3.1 Characterization of CDH and CHMO
CDH and CHMO were cloned separately into the pSEVA244_T vector[18] to characterize their in vivoactivity. As CDH catalyzes an equilibrium reaction, the kinetic
parameters were assayed for both reaction directions (Table 1). For the
reverse reaction with cyclohexanone as substrate, CDH showed a 10 times
lower Vmax compared to the forward reaction. On the
other hand, the KS values differed by a factor of almost
100 in favor of the reverse reaction (0.05 and 3.57 mM for cyclohexanol
and cyclohexanone, respectively). Furthermore, we theoretically and
experimentally assessed the cyclohexanol/cyclohexanone concentration
ratio at equilibrium. Utilizing the group contribution method[24] assuming a physiological intracellular NADH
to NAD concentration ratio of 10.6 under aerobic conditions[25], this ratio was determined to be 1.9
(Supplementary Information, Section 4). It was confirmed experimentally
by applying different initial alcohol and ketone concentrations giving a
cyclohexanol/cyclohexanone concentration ratio of 1.95 ± 0.29 after 16 h
(Figure S2). This thermodynamic preference of the backward reaction,
together with the low KS value for cyclohexanone
emphasizes the necessity of an efficient cyclohexanone withdrawal by the
successive enzyme in the cascade, i.e., CHMO.
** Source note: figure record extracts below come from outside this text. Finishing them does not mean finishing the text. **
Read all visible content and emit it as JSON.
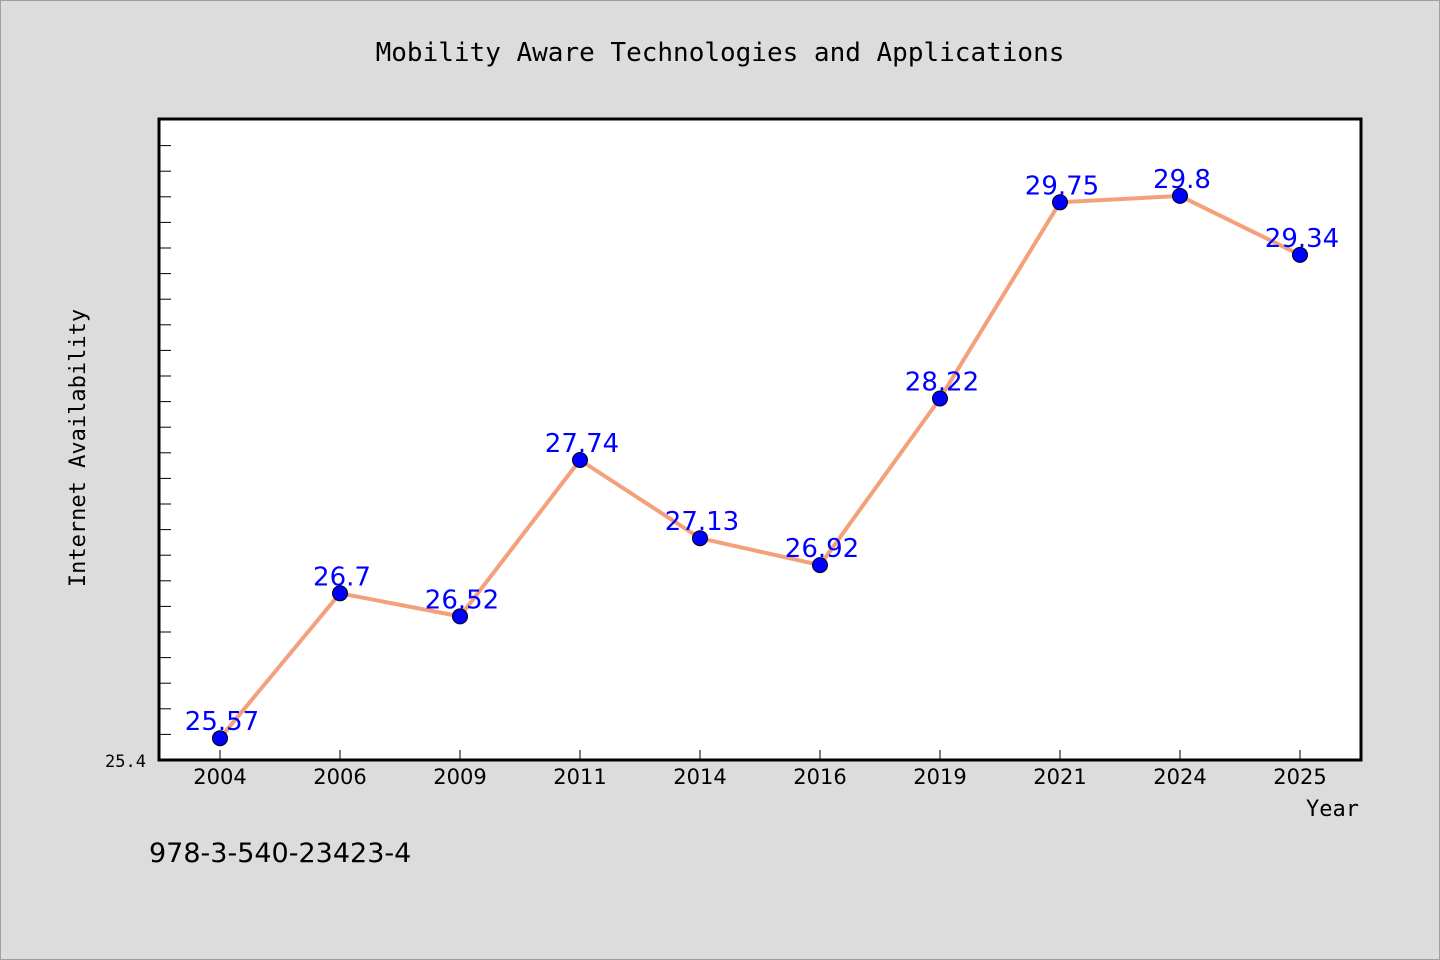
{
  "chart_data": {
    "type": "line",
    "title": "Mobility Aware Technologies and Applications",
    "xlabel": "Year",
    "ylabel": "Internet Availability",
    "categories": [
      "2004",
      "2006",
      "2009",
      "2011",
      "2014",
      "2016",
      "2019",
      "2021",
      "2024",
      "2025"
    ],
    "series": [
      {
        "values": [
          25.57,
          26.7,
          26.52,
          27.74,
          27.13,
          26.92,
          28.22,
          29.75,
          29.8,
          29.34
        ],
        "labels": [
          "25.57",
          "26.7",
          "26.52",
          "27.74",
          "27.13",
          "26.92",
          "28.22",
          "29.75",
          "29.8",
          "29.34"
        ]
      }
    ],
    "y_tick_labels": [
      "25.4"
    ],
    "ylim": [
      25.4,
      30.4
    ],
    "grid": false,
    "colors": {
      "background": "#dcdcdc",
      "plot_background": "#ffffff",
      "line": "#f4a07a",
      "marker": "#0000ff",
      "data_label": "#0000ff",
      "text": "#000000"
    }
  },
  "footer": {
    "isbn": "978-3-540-23423-4"
  }
}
Substantial research has been conducted with a cyclohexanone
monooxygenase originating from Acinetobacter sp.[26]. Generally, the substrate as well as product
toxicity, are features of Baeyer-Villiger monooxygenase-catalyzed
reactions [22, 23]. Substrate toxicity was
generally observed at aqueous concentrations in the mM-range, which
should thus be avoided during the cascade reaction. Furthermore, CHMO
may be inhibited by the cascade intermediate cyclohexanol and its
product ε-CL. Acidovorax CHMO indeed was found to be highly prone
to inhibition by cyclohexanol (Figure 2A). At a cyclohexanol
concentration as low as 0.4 mM, the high initial CHMO activity of
160.3 ± 0.1 U gCDW-1 was found to be
reduced to half this rate. Cyclohexanol concentrations ≥ 1.7 mM
completely abolished CHMO activity. However, up to an ε-CL concentration
of 17 mM, no product inhibition was found for CHMO (Figure 2B).
Summing up, these results emphasize that the produced cyclohexanol needs
to be directly converted by CDH to avoid CHMO inhibition. High
intracellular CDH and CHMO activities are important to avoid any
accumulation of alcohol and ketone intermediates, as already low alcohol
amounts can be expected to inherently reinforce such accumulation.